YOKOTA AIR BASE, Japan — Lt. Gen. Bruce A. Wright, commander of U.S. Forces Japan and 5th Air Force, discussed regional concerns, from the realignment of U.S. military forces to the North Korean threat, during a roundtable discussion at his headquarters building Friday afternoon.

For months, as Washington and Tokyo have negotiated on troop realignments in the region, local media outlets have speculated about everything from a reduction in U.S. Marines on Okinawa to the movement of the U.S. Army’s I Corps from Fort Lewis, Wash., to Camp Zama, Japan.

“There are multiple opportunities to improve the strength of the alliance within the realignment,” Wright said. “My objective … is to ensure that the operational credibility, the operational capability and the deterrent credibility of the alliance remains intact as we work very hard to address specific realignment opportunities.”

Working with Japan

Wright released few specifics but stressed that a top priority would be to build on “joint, bilateral interoperability,” meaning all branches of the U.S. services working with the Japan Self-Defense Forces with “U.S. Forces Japan trying to help that along.”

Wright stressed that rapid dissemination of information — “information superiority” — is one of his first objectives.

“I would tell you right up front that my focus [is] on improved information sharing and command and control,” he said.

Futenma relocation

Wright also said USFJ faces very important logistical and operational considerations with realignment planning.

Regarding the issue of relocating Marine Corps Air Station Futenma from Okinawa’s crowded Ginowan district, Wright said it’s important that USJF “retain the capability of Futenma.”

Okinawans long have campaigned for reducing the “footprint” of the U.S. military bases covering a fifth of the island. In 1996, the bilateral Special Action Committee on Okinawa (SACO) adopted a plan to close some bases and consolidate others, reducing land they occupy by 21 percent. Part of that plan included closing Futenma within seven years if an alternate site could be found. After years of political wrangling, a site was chosen in waters off Okinawa’s northeast coast at Henoko, next to Camp Schwab.

“We need to keep working on addressing the impact of Futenma (on the local people) while maintaining the … very important operational capability of Futenma,” Wright said.

“It’s a difficult challenge but … there’s no doubt working closely with the Okinawan government and the Okinawan people we can get to the right answer.”

I Corps move

Wright addressed speculation that the Army’s I Corps is moving here.

“We’re going down a path to look very hard at the relocation of I Corps to (Camp) Zama but I think it’s pretty well known that we cannot increase the footprint here or the size of U.S. Forces in total,” in Japan, Wright said.

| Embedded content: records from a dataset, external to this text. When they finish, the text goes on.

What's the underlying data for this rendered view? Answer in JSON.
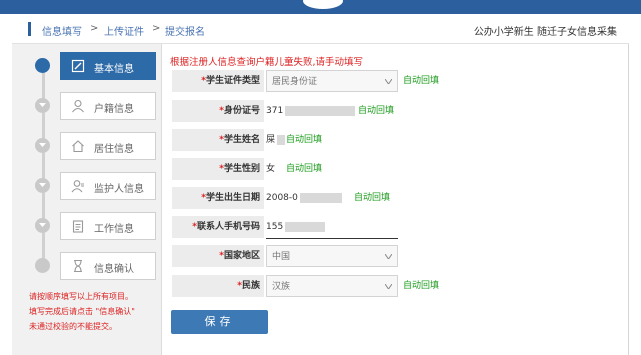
{
  "breadcrumb": {
    "items": [
      "信息填写",
      "上传证件",
      "提交报名"
    ],
    "separator": ">"
  },
  "header_right": "公办小学新生 随迁子女信息采集",
  "steps": [
    {
      "label": "基本信息",
      "icon": "edit-icon",
      "active": true
    },
    {
      "label": "户籍信息",
      "icon": "user-icon",
      "active": false
    },
    {
      "label": "居住信息",
      "icon": "home-icon",
      "active": false
    },
    {
      "label": "监护人信息",
      "icon": "guardian-icon",
      "active": false
    },
    {
      "label": "工作信息",
      "icon": "clipboard-icon",
      "active": false
    },
    {
      "label": "信息确认",
      "icon": "hourglass-icon",
      "active": false
    }
  ],
  "sidebar_hints": [
    "请按顺序填写以上所有项目。",
    "填写完成后请点击 \"信息确认\"",
    "未通过校验的不能提交。"
  ],
  "notice": "根据注册人信息查询户籍儿童失败,请手动填写",
  "form": {
    "star": "*",
    "auto_fill": "自动回填",
    "rows": [
      {
        "label": "学生证件类型",
        "value": "居民身份证",
        "type": "select"
      },
      {
        "label": "身份证号",
        "value": "371",
        "type": "masked"
      },
      {
        "label": "学生姓名",
        "value": "屎",
        "type": "masked"
      },
      {
        "label": "学生性别",
        "value": "女",
        "type": "text"
      },
      {
        "label": "学生出生日期",
        "value": "2008-0",
        "type": "masked"
      },
      {
        "label": "联系人手机号码",
        "value": "155",
        "type": "masked-input"
      },
      {
        "label": "国家地区",
        "value": "中国",
        "type": "select"
      },
      {
        "label": "民族",
        "value": "汉族",
        "type": "select"
      }
    ]
  },
  "save_label": "保存",
  "colors": {
    "primary": "#2c6aa8",
    "auto_fill": "#1a9a1a",
    "warning": "#dd2222"
  }
}
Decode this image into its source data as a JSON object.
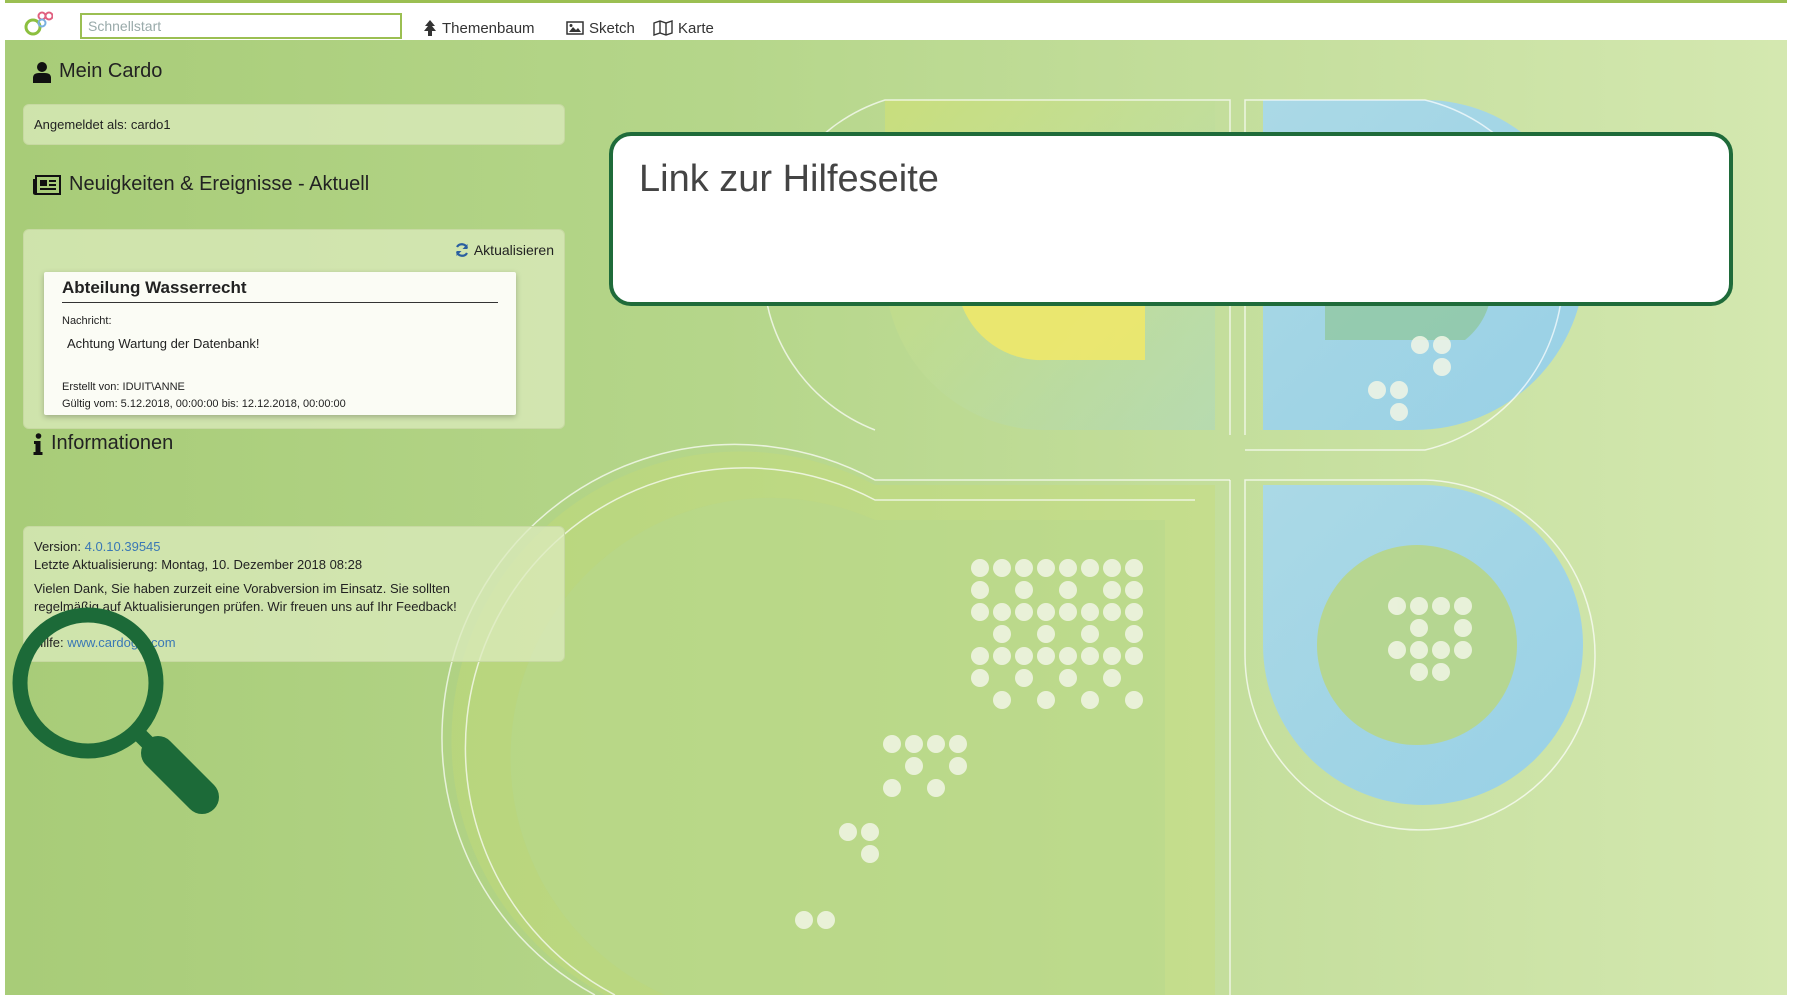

“So we’ve got some work to do, with the government of Japan, to define the best way ahead for I Corps and the role and mission for I Corps once they are here.”

North Korea concerns

As the senior U.S. military commander in the region, Wright said he also is worried about North Korea.

North Korea’s military capabilities are “a concern to me as a professional military member and a senior military leader in this region. I think we have to watch North Korea very, very closely.”

Wright said North Korea is another reason the U.S.-Japan Security Alliance is so important.

“I would reiterate that there’s huge value in this alliance for America and certainly for Japan. Stability in this part of the world is important not just to this region … but is important to the world,” he said.